I'm attempting to plot the error of a simulation compared to an analytical solution and am curious if my problem is intrinsic to my model or the way I am plotting the results.
The idea is that my log-log plot should produce a line with a slope of 1 showing that the rate of convergence is first-order. I am currently refering to a text called: Finite Element Analysis, from concepts to applications by David S. Burnett in Chapter 9.
My analytical solution is as follows:
$$ f(x) = \frac{(3e+8 \cdot x)}{6} \cdot (0.01 - x) + (600 - 300) \cdot \frac{x}{0.01} + 300 $$
Where $x$ is position along a 1-D bar of 0.01m length. I am then computing the error like:
$$ \text{Error} = \log_{10}\left(\frac{U-\tilde{U}}{U}\right) $$
Where $U$ is the analytical solution and $\tilde{U}$ is the simulated solution.
Below is a table of data displaying the results of my simulation run at the position of $0.00252242$. pos_random is the simulated solution at that position while t_sol is the analytical solution. t_err is the error.

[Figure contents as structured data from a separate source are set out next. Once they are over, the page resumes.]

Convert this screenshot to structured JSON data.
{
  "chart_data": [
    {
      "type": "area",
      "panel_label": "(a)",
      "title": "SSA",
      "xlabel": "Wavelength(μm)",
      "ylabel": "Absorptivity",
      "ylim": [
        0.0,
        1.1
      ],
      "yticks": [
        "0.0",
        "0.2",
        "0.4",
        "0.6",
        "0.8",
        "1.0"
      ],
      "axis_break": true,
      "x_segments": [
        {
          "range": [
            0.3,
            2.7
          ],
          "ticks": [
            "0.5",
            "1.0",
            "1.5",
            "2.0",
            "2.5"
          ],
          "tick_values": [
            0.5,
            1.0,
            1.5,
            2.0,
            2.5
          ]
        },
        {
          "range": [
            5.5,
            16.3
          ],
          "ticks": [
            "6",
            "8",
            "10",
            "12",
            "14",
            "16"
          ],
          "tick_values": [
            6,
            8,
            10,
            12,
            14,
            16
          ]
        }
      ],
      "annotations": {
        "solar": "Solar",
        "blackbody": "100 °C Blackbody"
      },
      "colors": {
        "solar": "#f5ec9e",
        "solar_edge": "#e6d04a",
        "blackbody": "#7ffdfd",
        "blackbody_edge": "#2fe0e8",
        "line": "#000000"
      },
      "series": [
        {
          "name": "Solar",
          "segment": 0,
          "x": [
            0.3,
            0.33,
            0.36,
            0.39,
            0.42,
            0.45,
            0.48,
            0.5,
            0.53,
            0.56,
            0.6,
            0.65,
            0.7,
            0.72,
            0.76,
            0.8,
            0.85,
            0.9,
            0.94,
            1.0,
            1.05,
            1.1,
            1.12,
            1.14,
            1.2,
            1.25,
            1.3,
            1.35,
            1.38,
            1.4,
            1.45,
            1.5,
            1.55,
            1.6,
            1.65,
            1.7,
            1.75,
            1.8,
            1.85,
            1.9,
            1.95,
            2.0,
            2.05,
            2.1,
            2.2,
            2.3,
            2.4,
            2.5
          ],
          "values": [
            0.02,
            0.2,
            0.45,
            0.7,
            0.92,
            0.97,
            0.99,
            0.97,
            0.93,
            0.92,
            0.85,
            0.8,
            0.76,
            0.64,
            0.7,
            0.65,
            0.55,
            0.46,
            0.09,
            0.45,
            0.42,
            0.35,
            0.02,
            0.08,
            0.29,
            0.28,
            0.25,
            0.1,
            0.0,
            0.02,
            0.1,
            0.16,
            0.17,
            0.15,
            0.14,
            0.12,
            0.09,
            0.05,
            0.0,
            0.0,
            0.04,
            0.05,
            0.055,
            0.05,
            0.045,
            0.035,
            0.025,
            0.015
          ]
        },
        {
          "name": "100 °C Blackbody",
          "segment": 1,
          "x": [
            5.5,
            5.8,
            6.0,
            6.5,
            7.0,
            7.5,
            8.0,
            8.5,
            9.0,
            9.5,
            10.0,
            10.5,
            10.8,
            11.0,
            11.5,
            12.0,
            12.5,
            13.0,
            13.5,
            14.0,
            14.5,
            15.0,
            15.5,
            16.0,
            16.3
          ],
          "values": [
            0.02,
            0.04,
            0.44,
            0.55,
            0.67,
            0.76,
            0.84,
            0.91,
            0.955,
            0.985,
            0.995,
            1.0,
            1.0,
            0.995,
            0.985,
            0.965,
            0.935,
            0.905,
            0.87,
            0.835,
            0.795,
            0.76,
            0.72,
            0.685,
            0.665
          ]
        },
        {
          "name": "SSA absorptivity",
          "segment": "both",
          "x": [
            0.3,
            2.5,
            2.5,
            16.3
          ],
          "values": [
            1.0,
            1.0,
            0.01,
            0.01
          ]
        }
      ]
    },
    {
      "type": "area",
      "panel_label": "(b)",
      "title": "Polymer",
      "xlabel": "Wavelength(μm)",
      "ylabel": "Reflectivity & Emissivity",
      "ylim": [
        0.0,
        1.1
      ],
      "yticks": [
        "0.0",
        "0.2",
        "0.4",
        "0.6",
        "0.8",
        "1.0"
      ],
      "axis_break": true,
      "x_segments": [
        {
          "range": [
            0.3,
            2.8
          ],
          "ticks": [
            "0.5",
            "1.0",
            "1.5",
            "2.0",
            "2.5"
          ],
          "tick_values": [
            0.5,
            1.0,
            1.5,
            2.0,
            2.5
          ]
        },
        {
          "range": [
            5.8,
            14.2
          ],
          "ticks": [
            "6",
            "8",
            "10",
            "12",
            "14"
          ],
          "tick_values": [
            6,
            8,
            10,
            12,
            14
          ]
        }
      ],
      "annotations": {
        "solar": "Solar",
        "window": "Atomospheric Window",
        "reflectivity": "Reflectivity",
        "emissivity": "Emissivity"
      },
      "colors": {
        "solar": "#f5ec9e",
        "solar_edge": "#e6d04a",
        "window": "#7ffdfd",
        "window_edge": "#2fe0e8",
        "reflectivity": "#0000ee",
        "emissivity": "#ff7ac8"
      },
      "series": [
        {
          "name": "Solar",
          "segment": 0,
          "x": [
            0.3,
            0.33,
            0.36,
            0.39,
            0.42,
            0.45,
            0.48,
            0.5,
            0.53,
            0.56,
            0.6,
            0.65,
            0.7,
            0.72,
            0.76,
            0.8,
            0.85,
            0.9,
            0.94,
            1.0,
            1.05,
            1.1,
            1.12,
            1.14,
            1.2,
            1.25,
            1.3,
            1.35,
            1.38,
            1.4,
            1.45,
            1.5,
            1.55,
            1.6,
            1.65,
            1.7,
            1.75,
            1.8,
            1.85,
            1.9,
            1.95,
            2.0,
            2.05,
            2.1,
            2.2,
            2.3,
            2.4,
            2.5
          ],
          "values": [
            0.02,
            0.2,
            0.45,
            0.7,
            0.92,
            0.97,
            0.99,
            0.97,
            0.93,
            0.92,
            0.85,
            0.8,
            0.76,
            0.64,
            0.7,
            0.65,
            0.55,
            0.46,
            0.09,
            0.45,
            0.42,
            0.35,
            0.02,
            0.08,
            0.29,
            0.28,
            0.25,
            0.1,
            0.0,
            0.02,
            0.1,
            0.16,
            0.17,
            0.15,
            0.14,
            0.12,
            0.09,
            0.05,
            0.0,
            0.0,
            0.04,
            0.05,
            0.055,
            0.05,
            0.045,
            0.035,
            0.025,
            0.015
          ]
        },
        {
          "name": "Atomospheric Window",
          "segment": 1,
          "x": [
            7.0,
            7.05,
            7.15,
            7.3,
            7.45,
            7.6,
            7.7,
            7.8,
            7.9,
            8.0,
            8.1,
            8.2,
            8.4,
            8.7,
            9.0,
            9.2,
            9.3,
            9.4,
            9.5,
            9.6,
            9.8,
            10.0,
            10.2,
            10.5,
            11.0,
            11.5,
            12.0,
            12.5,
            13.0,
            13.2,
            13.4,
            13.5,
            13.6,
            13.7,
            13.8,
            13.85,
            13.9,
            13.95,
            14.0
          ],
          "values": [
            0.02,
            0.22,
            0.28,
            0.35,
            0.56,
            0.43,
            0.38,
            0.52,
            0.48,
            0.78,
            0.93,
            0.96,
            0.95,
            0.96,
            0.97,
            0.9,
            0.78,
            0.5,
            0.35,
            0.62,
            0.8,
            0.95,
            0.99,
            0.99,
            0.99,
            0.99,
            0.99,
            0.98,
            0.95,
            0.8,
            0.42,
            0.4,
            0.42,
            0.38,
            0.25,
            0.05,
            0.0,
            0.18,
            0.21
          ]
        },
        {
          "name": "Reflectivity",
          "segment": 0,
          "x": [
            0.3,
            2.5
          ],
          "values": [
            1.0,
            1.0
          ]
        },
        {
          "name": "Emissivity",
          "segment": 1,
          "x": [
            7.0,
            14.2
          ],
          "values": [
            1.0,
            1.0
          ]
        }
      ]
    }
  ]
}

model_id log_model_id pos_random t_sol t_err slope
1 1 0.00000 375.672600 1318.752467 -0.145615 0.000000
1 2 -0.30103 1006.277600 1318.752467 -0.625348 1.593640
1 4 -0.60206 1315.975100 1318.752467 -2.676530 6.813878
1 8 -0.90309 1317.376350 1318.752467 -2.981508 1.013115
1 16 -1.20412 1318.076975 1318.752467 -3.290543 1.026592
1 10000 -4.00000 1318.752467 1318.752467 -10.251518 2.489726
This data produces the plot below:
As you can see, the plot created does not display a continuously linear line. This goes against the text I am reading as well as does not follow 1st order model as the slope should be near 1. I am wondering if there is something wrong with my approach or if this is something that is probably intrinsic to my model design. Any help is greatly appreciated. If this is the wrong exchange please let me know.